98
3.6. Hambatan dan Tantangan dalam Implementasi Open Government Indonesia
Selama bergulir dari tahun 2011-2014, implementasi OGI menghadapi hambatan dan tantangan yang hampir sama dari tahun ke tahun. Berdasarkan penjelasan yang
telah dipaparkan pada Bab sebelumnya, hambatan dan tantangan tersebut terbagi menjadi beberapa kategori, yakni:
3.6.1. Hambatan Struktural
Masih ada beberapa Badan Publik dan Pemerintah Daerah yang belum memiliki PPID. Padahal menurut PP No. 65 tahun 2010, Pejabat Pengelola Informasi dan
Dokumentasi PPID harus didirikan di tiap instansi, baik pusat maupun daerah. Atau, walaupun sudah ada PPID namun masih banyak yang belum dilengkapi dengan
kelengkapan-kelengkapan khusus seperti SOP yang dituangkan dalam peraturan daerah, PPID Pembantu, jabatan struktural untuk aparat PPID, regulasi daerah yang
mengatur klasifikasi informasi yang terbuka dan yang dapat dikecualikan, dll. Selain itu juga seringkali kewenangan PPID belum jelas diatur. Padahal kewenangan PPID perlu
dipertegas mengingat besarnya peran institusi ini sebagai bagian terdepan dalam implementasi UU KIP pada setiap badan publik. Dengan adanya penguatan terhadap
kewenangan PPID yang bersifat internal, maka setiap badan publik dapat secara serius bertanggung jawab terhadap implementasi UU KIP.
3.6.2. Hambatan Substansial
Keterbukaan informasi publik masih terbatas dalam kaidah formalitas, belum substansial. Berdasarkan hasil observasi baik di Pemerintah Pusat maupun daerah
sampel, implementasi KIP dijalankan hanya sebatas pemenuhan kewajiban, belum menjadi dorongan dan gerakan yang kuat untuk bertransformasi dan membuka diri
secara menyeluruh. Hal ini dibuktikan dengan kurangnya kemauan untuk membuka diri secara proaktif, tanpa diminta atau dimohon oleh masyarakat.
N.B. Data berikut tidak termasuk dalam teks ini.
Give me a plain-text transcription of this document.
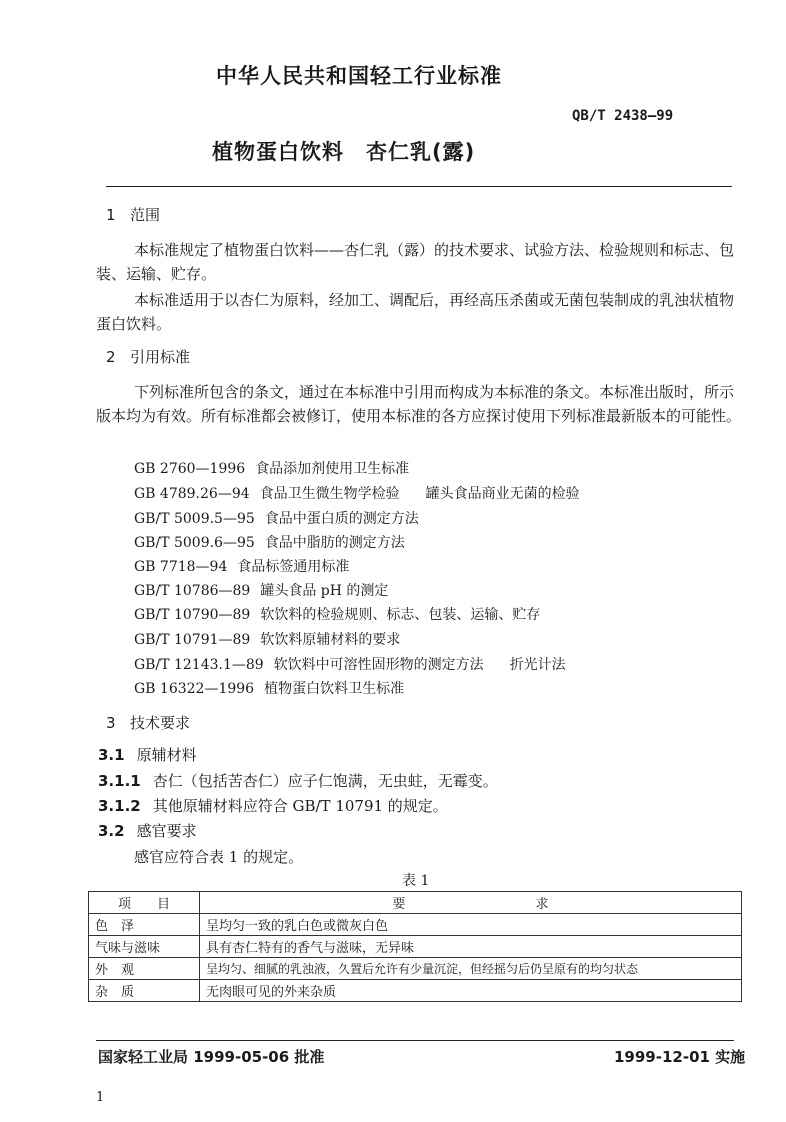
中华人民共和国轻工行业标准
QB/T 2438—99
植物蛋白饮料　杏仁乳(露)
1 范围
本标准规定了植物蛋白饮料——杏仁乳（露）的技术要求、试验方法、检验规则和标志、包装、运输、贮存。
本标准适用于以杏仁为原料，经加工、调配后，再经高压杀菌或无菌包装制成的乳浊状植物蛋白饮料。
2 引用标准
下列标准所包含的条文，通过在本标准中引用而构成为本标准的条文。本标准出版时，所示版本均为有效。所有标准都会被修订，使用本标准的各方应探讨使用下列标准最新版本的可能性。
GB 2760—1996 食品添加剂使用卫生标准
GB 4789.26—94 食品卫生微生物学检验 罐头食品商业无菌的检验
GB/T 5009.5—95 食品中蛋白质的测定方法
GB/T 5009.6—95 食品中脂肪的测定方法
GB 7718—94 食品标签通用标准
GB/T 10786—89 罐头食品 pH 的测定
GB/T 10790—89 软饮料的检验规则、标志、包装、运输、贮存
GB/T 10791—89 软饮料原辅材料的要求
GB/T 12143.1—89 软饮料中可溶性固形物的测定方法 折光计法
GB 16322—1996 植物蛋白饮料卫生标准
3 技术要求
3.1 原辅材料
3.1.1 杏仁（包括苦杏仁）应子仁饱满，无虫蛀，无霉变。
3.1.2 其他原辅材料应符合 GB/T 10791 的规定。
3.2 感官要求
感官应符合表 1 的规定。
表 1
项　　目	要　　　　　　　　　　求
色　泽	呈均匀一致的乳白色或微灰白色
气味与滋味	具有杏仁特有的香气与滋味，无异味
外　观	呈均匀、细腻的乳浊液，久置后允许有少量沉淀，但经摇匀后仍呈原有的均匀状态
杂　质	无肉眼可见的外来杂质
国家轻工业局 1999-05-06 批准	1999-12-01 实施
1
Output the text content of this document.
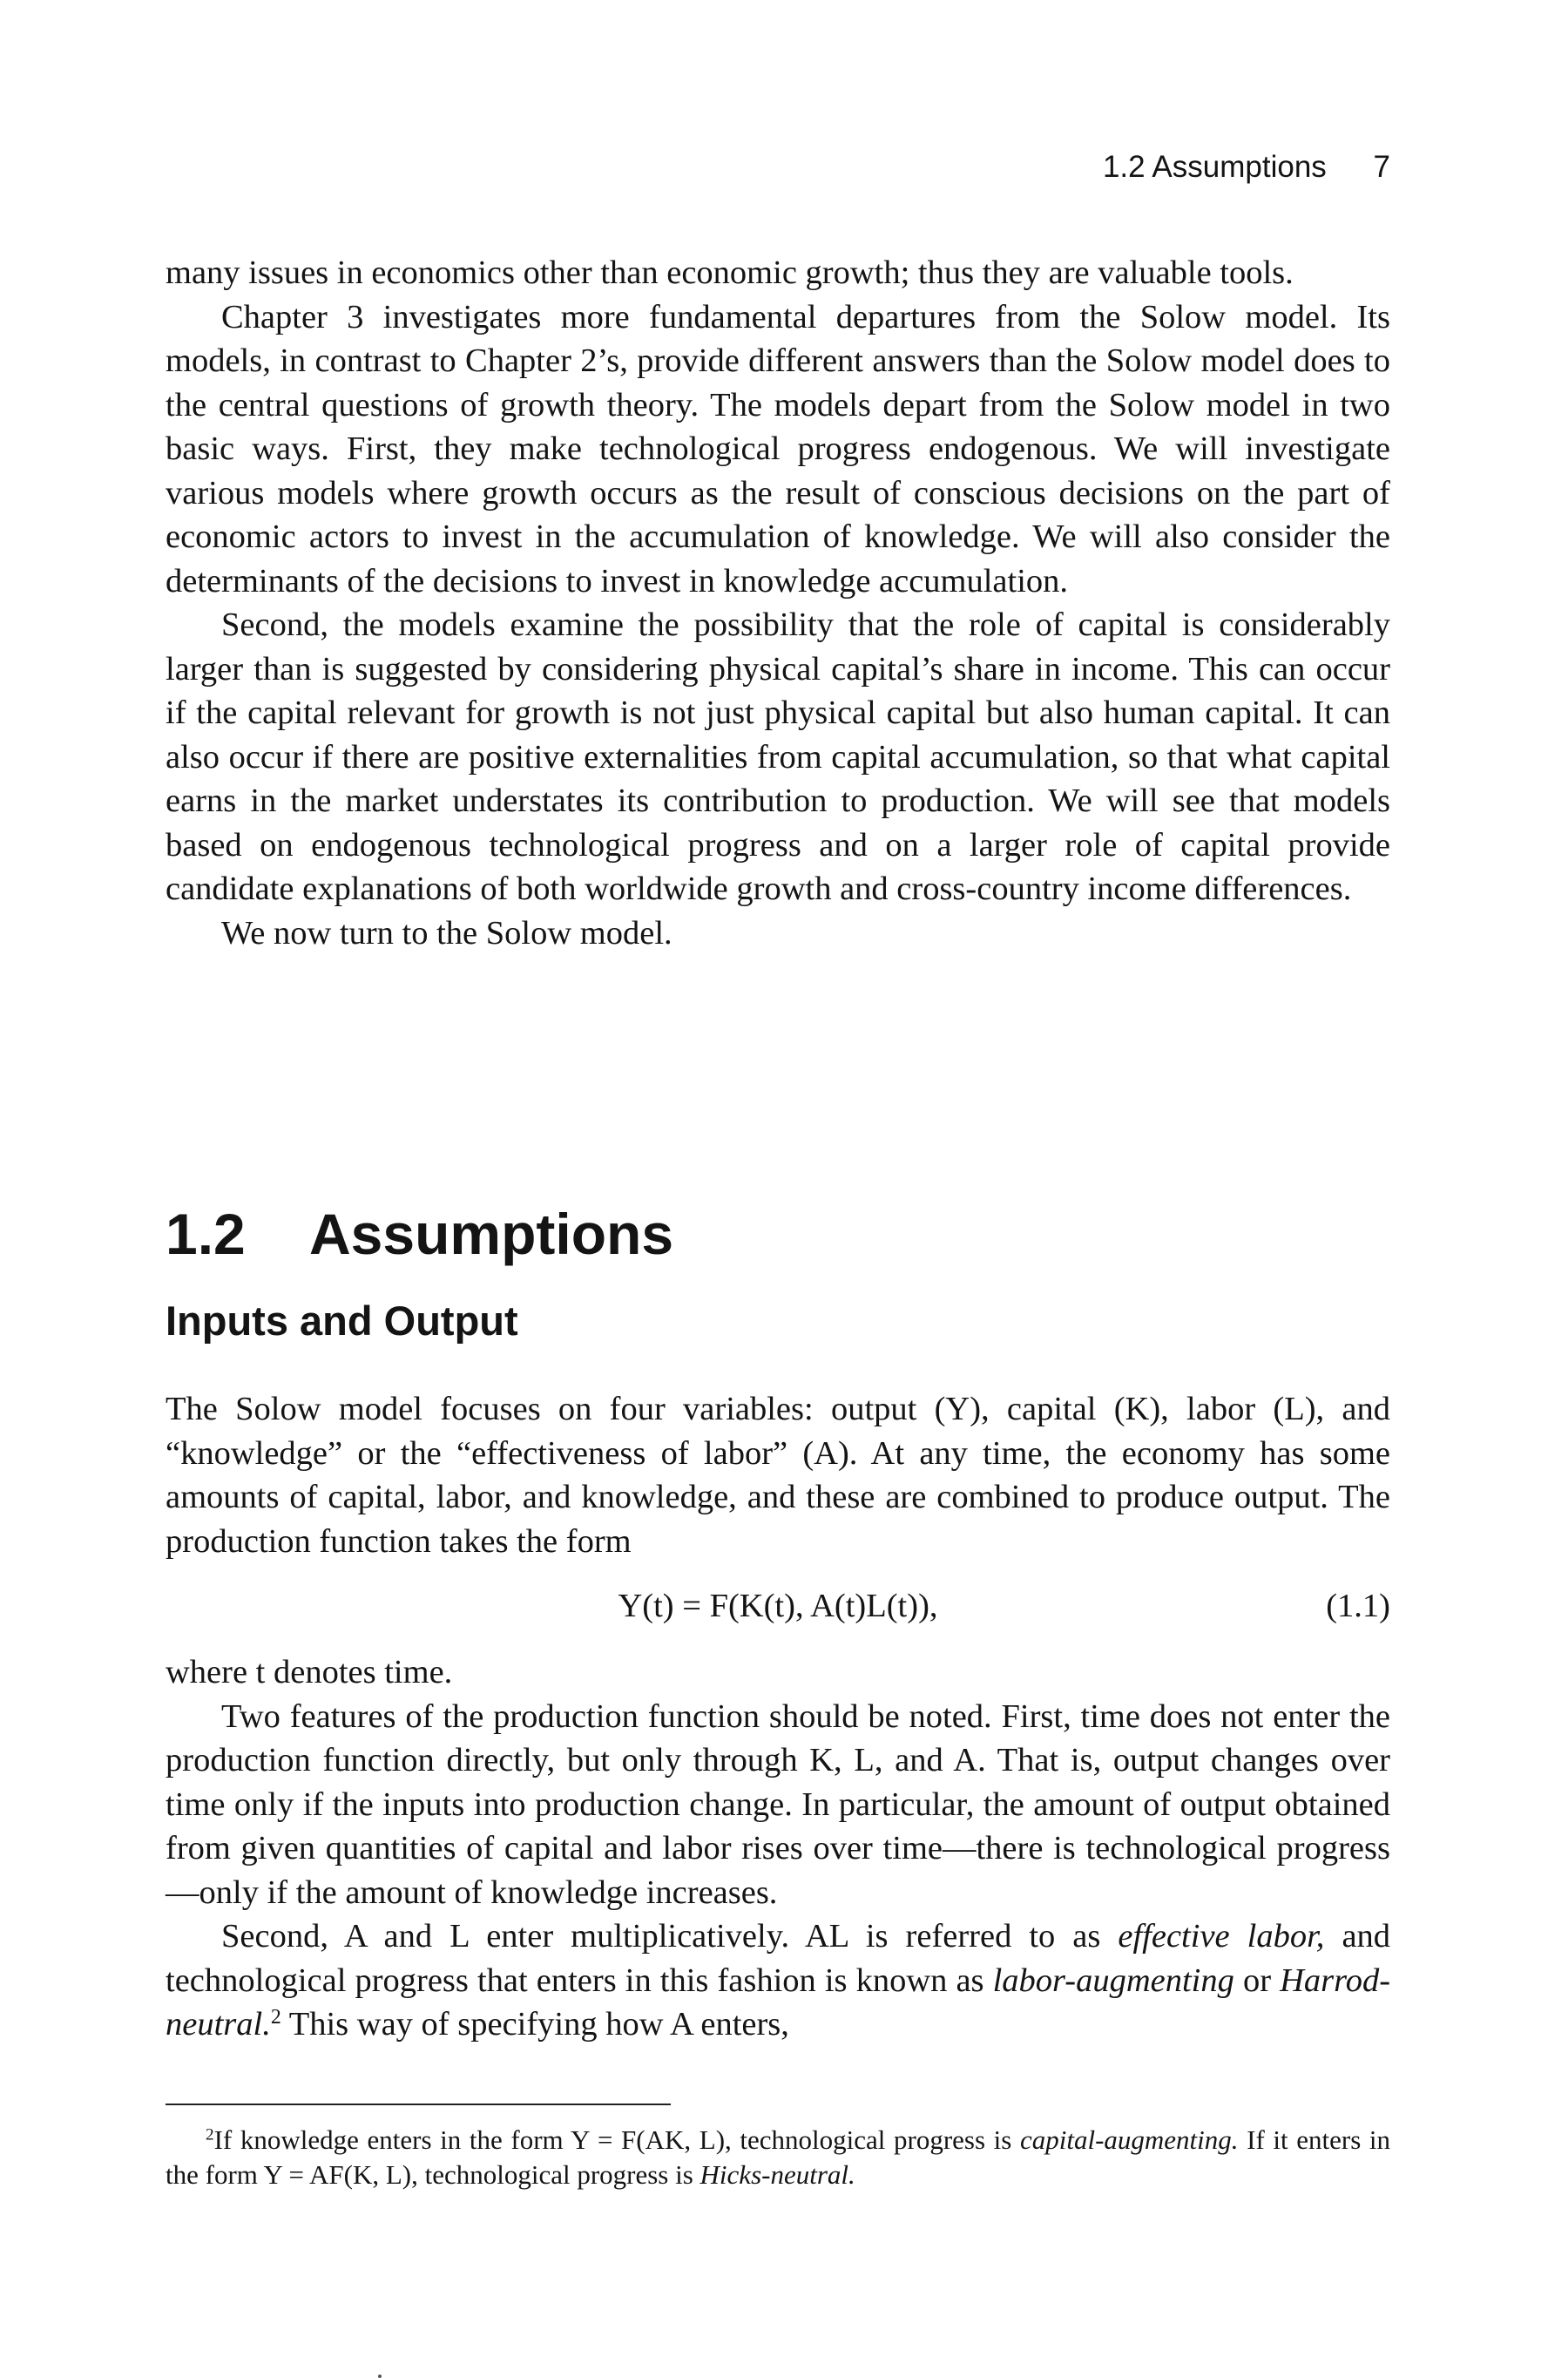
1.2 Assumptions 7

many issues in economics other than economic growth; thus they are valuable tools.

Chapter 3 investigates more fundamental departures from the Solow model. Its models, in contrast to Chapter 2’s, provide different answers than the Solow model does to the central questions of growth theory. The models depart from the Solow model in two basic ways. First, they make technological progress endogenous. We will investigate various models where growth occurs as the result of conscious decisions on the part of economic actors to invest in the accumulation of knowledge. We will also consider the determinants of the decisions to invest in knowledge accumulation.

Second, the models examine the possibility that the role of capital is considerably larger than is suggested by considering physical capital’s share in income. This can occur if the capital relevant for growth is not just physical capital but also human capital. It can also occur if there are positive externalities from capital accumulation, so that what capital earns in the market understates its contribution to production. We will see that models based on endogenous technological progress and on a larger role of capital provide candidate explanations of both worldwide growth and cross-country income differences.

We now turn to the Solow model.

1.2 Assumptions
Inputs and Output

The Solow model focuses on four variables: output (Y), capital (K), labor (L), and “knowledge” or the “effectiveness of labor” (A). At any time, the economy has some amounts of capital, labor, and knowledge, and these are combined to produce output. The production function takes the form

Y(t) = F(K(t), A(t)L(t)),	(1.1)

where t denotes time.

Two features of the production function should be noted. First, time does not enter the production function directly, but only through K, L, and A. That is, output changes over time only if the inputs into production change. In particular, the amount of output obtained from given quantities of capital and labor rises over time—there is technological progress—only if the amount of knowledge increases.

Second, A and L enter multiplicatively. AL is referred to as effective labor, and technological progress that enters in this fashion is known as labor-augmenting or Harrod-neutral.$^2$ This way of specifying how A enters,

$^2$If knowledge enters in the form Y = F(AK, L), technological progress is capital-augmenting. If it enters in the form Y = AF(K, L), technological progress is Hicks-neutral.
3.6.3. Hambatan dalam Respon Masyarakat
Tidak semua kelompok masyarakat memanfaatkan keberadaan UU KIP untuk memperoleh informasi. Hal ini salah satunya dibuktikan pula dengan keterbatasan
keterlibatan masyarakat dalam proses pembuatan regulasi dan kebijakan publik, juga karena hambatan baik yang berasal dari masyarakat sendiri maupun berbagai
hambatan teknis dan ketentuan yang ada di DPR. Dari beberapa wawancara mendalam
99
khususnya di Provinsi Sumatera Barat, beberapa narasumber menyebutkan bahwa banyak dari masyarakat yang kurang atau sama sekali tidak tertarik untuk mengetahui
haknya atas informasi, bahkan dalam penelitian CSIS disebutkan juga bahwa ada satu kelompok masyarakat di Jawa Timur yang tidak tertarik untuk mengetahui proses
legislasi, juga tidak berkepentingan mencari dokumen yang terkait. Hal ini kemudian menjadi tantangan bagai Komisi Informasi baik pusat maupun daerah untuk
mensosialisasikan UU KIP agar masyarakat tahu haknya dalam memperoleh informasi dan dimana informasi tersebut dapat diperoleh.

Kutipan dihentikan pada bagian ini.